Originally Published: The Frisky
Karen Fratti, Columnist
So much for softball. In a historic move for women’s sports, two women were signed to a minor league baseball team in California. The Sonoma Stompers of the Pacific Association of Professional Baseball Clubs signed Kelsie Whitmore, a 17-year-old pitcher and outfielder, and Stacy Piagno a 25-year-old pitcher and infielder, who will be added to the roster starting in July. There is a difference between softball and hardball, and both of these women have always been involved with the latter — Whitmore graduated from the California Baseball Academy and Piagno has a gold medal from playing with the U.S. women’s national baseball team at the 2015 Pan American Games. This is a really big deal for anyone who’s ever wanted to play with the boys.
And it’s all because of Francis Ford Coppola. His Sonoma-based winery sponsors the Stompers and he used his leverage to help recruit women as well as men for the independent baseball team. He said in a press release, “When watching Major League Baseball, I always wondered why there couldn’t be a co-ed team. It’s the one major sport in which weight and strength come less into play.” Coppola added, “When my Sonoma winery became involved with the Stompers, I had the opportunity to turn this thought into a reality and recruit these amazing women capable of playing alongside men.”
The only other woman who plays baseball on the pro-level is a French woman named Melissa Mayeux, who was added to the MLB international registration list, which means she can be recruited and signed by the professional baseball league.
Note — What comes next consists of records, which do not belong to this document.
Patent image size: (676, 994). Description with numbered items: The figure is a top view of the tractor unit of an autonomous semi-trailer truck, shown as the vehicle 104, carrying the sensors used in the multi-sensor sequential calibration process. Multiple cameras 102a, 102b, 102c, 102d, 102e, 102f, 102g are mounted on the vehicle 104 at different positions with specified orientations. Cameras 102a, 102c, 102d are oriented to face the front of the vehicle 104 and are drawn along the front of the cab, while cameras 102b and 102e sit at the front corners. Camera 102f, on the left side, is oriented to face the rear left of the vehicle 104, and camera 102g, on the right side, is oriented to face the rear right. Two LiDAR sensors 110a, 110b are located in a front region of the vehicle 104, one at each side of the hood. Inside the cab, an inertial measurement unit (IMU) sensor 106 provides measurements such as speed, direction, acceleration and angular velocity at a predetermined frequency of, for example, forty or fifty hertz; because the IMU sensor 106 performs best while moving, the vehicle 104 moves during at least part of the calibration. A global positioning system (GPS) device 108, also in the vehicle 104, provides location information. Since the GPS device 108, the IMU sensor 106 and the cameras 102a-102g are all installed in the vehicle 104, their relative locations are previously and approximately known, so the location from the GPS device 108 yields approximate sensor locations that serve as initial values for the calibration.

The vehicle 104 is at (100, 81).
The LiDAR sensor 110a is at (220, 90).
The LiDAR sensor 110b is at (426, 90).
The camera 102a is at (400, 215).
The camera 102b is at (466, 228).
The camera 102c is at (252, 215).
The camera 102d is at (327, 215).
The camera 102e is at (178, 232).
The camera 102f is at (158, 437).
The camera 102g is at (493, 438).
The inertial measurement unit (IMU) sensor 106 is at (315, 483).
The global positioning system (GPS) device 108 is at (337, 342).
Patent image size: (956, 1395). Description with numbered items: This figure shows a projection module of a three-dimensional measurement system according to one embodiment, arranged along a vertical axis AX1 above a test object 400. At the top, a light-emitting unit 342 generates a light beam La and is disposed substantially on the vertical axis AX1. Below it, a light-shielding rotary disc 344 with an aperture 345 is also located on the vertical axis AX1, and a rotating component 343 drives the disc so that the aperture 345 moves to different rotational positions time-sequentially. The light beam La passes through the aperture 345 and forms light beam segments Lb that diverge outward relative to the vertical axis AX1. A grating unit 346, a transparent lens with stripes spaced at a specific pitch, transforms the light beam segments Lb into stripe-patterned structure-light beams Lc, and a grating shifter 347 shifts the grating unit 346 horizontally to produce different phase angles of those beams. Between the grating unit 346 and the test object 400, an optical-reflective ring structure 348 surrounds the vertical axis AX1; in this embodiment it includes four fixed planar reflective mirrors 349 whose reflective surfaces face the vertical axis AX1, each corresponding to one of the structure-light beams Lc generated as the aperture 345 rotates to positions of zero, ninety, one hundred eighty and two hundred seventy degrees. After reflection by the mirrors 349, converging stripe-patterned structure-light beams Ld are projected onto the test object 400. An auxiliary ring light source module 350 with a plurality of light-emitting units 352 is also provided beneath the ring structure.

Last year, Mayeux told SB Nation that she prefers baseball to softball and just likes being on the field. “I have always liked and found it absolutely normal to play with and against boys,” she said. “On the field, I’m no longer Melissa Mayeux: I become a baseball player like anyone else. Baseball runs in my veins.”
Theo Fightmaster, the general manager for The Stompers, told MLB.com that putting Whitmore and Piagno on the roster for a big game tomorrow isn’t just a stunt. He wants them to play and see what they know. “Let’s give women a chance to be part of a team, let’s give women a chance to play against men,” he said. “What will they learn? What have they not been coached because they haven’t had the same coaching as boys?”
Fightmaster is kind of all about equal rights. Last year at the beginning of Pride, he started Sean Conroy, the first openly gay pro baseball player on the mound.
It’s good news that women (and gay men) have a place in America’s favorite past time. There’s no crying in baseball, but maybe Whitmore and Piagno will make a few men shed some tears.